Dabei gehen sie nicht nur darauf ein, dass sie den geplanten Bau als störend für das Ortsbild empfinden, sondern verweisen auch auf dann gestörte Ansichten von denkmalgeschützten Gebäuden in der unmittelbaren Nachbarschaft.

Auch die Parkplatzsituation sieht Anwohnerin Simone Sykora kritisch. „Sieben Familien brauchen heutzutage auf dem Dorf 14 Stellplätze, die an dieser Stelle nicht möglich sind“, sagt sie.
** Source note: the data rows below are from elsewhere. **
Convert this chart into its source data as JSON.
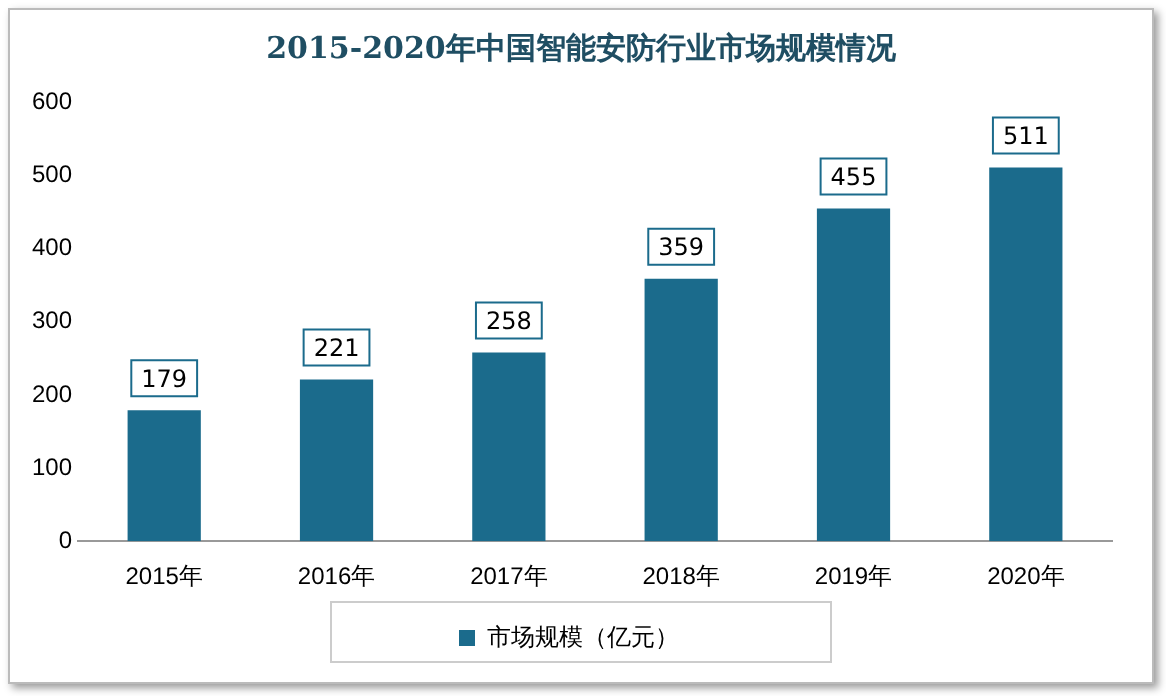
{
  "chart_data": {
    "type": "bar",
    "title": "2015-2020年中国智能安防行业市场规模情况",
    "categories": [
      "2015年",
      "2016年",
      "2017年",
      "2018年",
      "2019年",
      "2020年"
    ],
    "series": [
      {
        "name": "市场规模（亿元）",
        "color": "#1b6b8c",
        "values": [
          179,
          221,
          258,
          359,
          455,
          511
        ]
      }
    ],
    "ylim": [
      0,
      600
    ],
    "yticks": [
      0,
      100,
      200,
      300,
      400,
      500,
      600
    ],
    "grid": false,
    "legend": "bottom",
    "data_labels": true
  }
}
Bauaufsichtsamt Bautzen sieht Neubau unkritisch

Zeitgleich bat man den Bürgermeister und den Gemeinderat zu einem Vor-Ort-Termin. Thomas Martolock wiederum bat die Gegner des Hausbaus in die Gemeindeverwaltung, bei dem Treffen sollten auch Mitarbeiter des Bauaufsichtsamtes des Landkreises Bauten als genehmigende Behörde dabei sein. „Da haben wir uns abgebügelt gefühlt, weil kaum jemand aus dem Gemeinderat unser Anliegen ernst genommen hat und da war“, sagt Vogel.

Cunewaldes Bürgermeister Thomas Martolock und auch das Bauaufsichtsamt sehen das Bauvorhaben jedoch unkritisch. „Die Vorgaben werden mit zwei Vollgeschossen und einem Dachgeschoss eingehalten“, sagt er. Die Firsthöhe des Neubaus liege im Rahmen der umliegenden Gebäude. Zudem gebe es in unmittelbarer Nachbarschaft ebensolche hohen Gebäude mit mehr als zwei Wohnungen und einer ähnlichen Geschosshöhe.

Nachbarn geht gegen Teilbaugenehmigung in Widerspruch

Inzwischen gibt es für das Grundstück seit Mitte Juli 2023 eine Teilbaugenehmigung, die Erdarbeiten und Erschließungsarbeiten erlaubt. Gegen die ist Enrico Vogel vor wenigen Tagen als erster der Nachbarn in Widerspruch gegangen, weitere Nachbarn haben unterschrieben, sagt der Unternehmer. „Damit wollen wir ein Zeichen setzen.“

Beim Thema Wohnraum für Cunewalde verweisen die Gegner des Mehrfamilienhauses auf ein benachbartes Grundstück. Auf diesem steht ein denkmalgeschütztes Haus im kommunalen Eigentum, das schon stand, als auf dem Berg noch keine Eigenheime gebaut waren. „Das wäre doch bestens fürs Wohnen geeignet, wenn es denn saniert würde“, sagt Enrico Vogel.

Das Gebäude, so erklärt der Bürgermeister, sei quasi das Armenhaus der Gemeinde. Jeder der Nachbarn wisse, wer darin wohne und dass diese Menschen nicht unbedingt der Gesellschaftsnorm entsprächen. „Wir haben woanders keine Möglichkeit, diese Menschen unterzubringen“, sagt Thomas Martolock.